Home » Euro vs Dollar Daily Chart » Euro vs Dollar 7 April 2010

Euro vs Dollar 7 April 2010

The eurodollar’s recent short squeeze higher has now been reversed with the 40 day moving average proving to be a turning point once again with the pair failing to break the USD1.36 price handle, and as a result re-establishing the longer term bearish trend.  This was further reinforced yesterday with a relatively wide spread down candle which closed well below all four moving averages.  The bearish sentiment has continued in this morning’s London session and we are now approaching a key technical level at USD1.33.  If this price point is breached then we can expect to see the euro vs dollar plunge further, initially to re-test support USD1.30 area and in the longer term towards our longer term target of  USD1.25 which could signal the floor of the current trend.  As outlined in several previous market commentaries any further short squeeze higher should still be seen as opportunities for entering fresh short positions.

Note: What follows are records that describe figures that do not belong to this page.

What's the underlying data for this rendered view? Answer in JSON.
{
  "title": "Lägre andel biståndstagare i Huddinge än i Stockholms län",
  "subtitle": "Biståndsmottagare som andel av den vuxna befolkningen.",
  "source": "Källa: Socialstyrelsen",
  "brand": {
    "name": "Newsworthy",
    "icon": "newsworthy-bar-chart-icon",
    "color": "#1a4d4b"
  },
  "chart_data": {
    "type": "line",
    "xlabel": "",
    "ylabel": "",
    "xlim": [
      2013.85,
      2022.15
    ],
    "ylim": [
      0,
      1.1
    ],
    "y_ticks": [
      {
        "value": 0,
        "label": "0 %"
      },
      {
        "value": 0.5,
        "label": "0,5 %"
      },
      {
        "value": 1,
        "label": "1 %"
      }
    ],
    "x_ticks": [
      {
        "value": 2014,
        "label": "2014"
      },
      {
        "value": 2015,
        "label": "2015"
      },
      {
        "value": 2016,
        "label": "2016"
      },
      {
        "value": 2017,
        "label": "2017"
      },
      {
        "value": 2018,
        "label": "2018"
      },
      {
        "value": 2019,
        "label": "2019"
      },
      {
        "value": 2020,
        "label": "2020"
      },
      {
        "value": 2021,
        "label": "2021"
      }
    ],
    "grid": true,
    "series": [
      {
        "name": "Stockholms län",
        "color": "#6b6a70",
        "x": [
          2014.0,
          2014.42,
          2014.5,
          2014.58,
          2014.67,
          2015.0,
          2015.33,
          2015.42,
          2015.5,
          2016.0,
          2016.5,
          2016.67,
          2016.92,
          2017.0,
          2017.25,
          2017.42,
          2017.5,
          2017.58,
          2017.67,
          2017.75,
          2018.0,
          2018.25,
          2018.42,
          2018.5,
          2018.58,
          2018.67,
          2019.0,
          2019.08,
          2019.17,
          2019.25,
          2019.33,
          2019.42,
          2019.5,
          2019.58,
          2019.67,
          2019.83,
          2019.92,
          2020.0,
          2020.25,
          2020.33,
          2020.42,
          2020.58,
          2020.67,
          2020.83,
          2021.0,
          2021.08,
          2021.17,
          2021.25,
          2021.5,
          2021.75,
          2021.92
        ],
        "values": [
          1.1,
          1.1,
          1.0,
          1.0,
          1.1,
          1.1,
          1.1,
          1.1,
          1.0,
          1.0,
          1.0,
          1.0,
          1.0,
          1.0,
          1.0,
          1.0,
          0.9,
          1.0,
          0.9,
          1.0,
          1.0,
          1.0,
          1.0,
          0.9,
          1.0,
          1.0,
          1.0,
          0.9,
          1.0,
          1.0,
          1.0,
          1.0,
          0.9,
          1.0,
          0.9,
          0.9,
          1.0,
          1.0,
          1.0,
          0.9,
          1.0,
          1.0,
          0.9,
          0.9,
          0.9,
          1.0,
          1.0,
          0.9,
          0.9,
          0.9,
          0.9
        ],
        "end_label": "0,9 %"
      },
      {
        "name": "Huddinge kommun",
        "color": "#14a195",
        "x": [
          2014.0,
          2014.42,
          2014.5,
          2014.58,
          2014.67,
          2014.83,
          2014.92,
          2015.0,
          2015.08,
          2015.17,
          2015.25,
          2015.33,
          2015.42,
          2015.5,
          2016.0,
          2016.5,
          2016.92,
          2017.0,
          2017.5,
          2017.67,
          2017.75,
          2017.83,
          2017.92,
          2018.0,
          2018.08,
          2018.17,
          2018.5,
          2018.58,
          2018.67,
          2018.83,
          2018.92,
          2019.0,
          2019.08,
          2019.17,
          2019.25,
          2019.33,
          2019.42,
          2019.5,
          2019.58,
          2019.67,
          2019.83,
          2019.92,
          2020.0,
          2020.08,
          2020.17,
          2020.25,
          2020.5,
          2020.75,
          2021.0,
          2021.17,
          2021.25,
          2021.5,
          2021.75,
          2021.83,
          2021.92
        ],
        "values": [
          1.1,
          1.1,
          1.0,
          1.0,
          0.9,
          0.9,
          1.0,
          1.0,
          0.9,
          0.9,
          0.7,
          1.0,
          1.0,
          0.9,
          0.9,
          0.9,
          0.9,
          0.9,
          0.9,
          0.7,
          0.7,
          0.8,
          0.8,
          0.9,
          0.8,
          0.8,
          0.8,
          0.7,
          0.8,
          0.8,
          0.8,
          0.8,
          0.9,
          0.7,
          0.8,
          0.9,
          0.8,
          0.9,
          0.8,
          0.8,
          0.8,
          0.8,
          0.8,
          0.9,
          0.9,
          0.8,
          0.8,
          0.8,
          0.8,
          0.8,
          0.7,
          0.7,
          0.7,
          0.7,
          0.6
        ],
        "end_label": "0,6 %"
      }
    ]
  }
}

Today’s fundamental news for Europe has been dominated by German factory orders which came in better than expected at 0% against a forecast of -0.8%, and the final Q1 GDP numbers which were revised downwards to a flat 0% against an expectation of a 0.1%, so the recovery in Europe remains fragile and precarious.  The Greek sovereign debt issue refuses to go away and could well trigger a further short squeeze should the markets receive any credible statements from either France or Germany so do not be surprised to a see a reaction to the long side in what is otherwise a long term downtrend.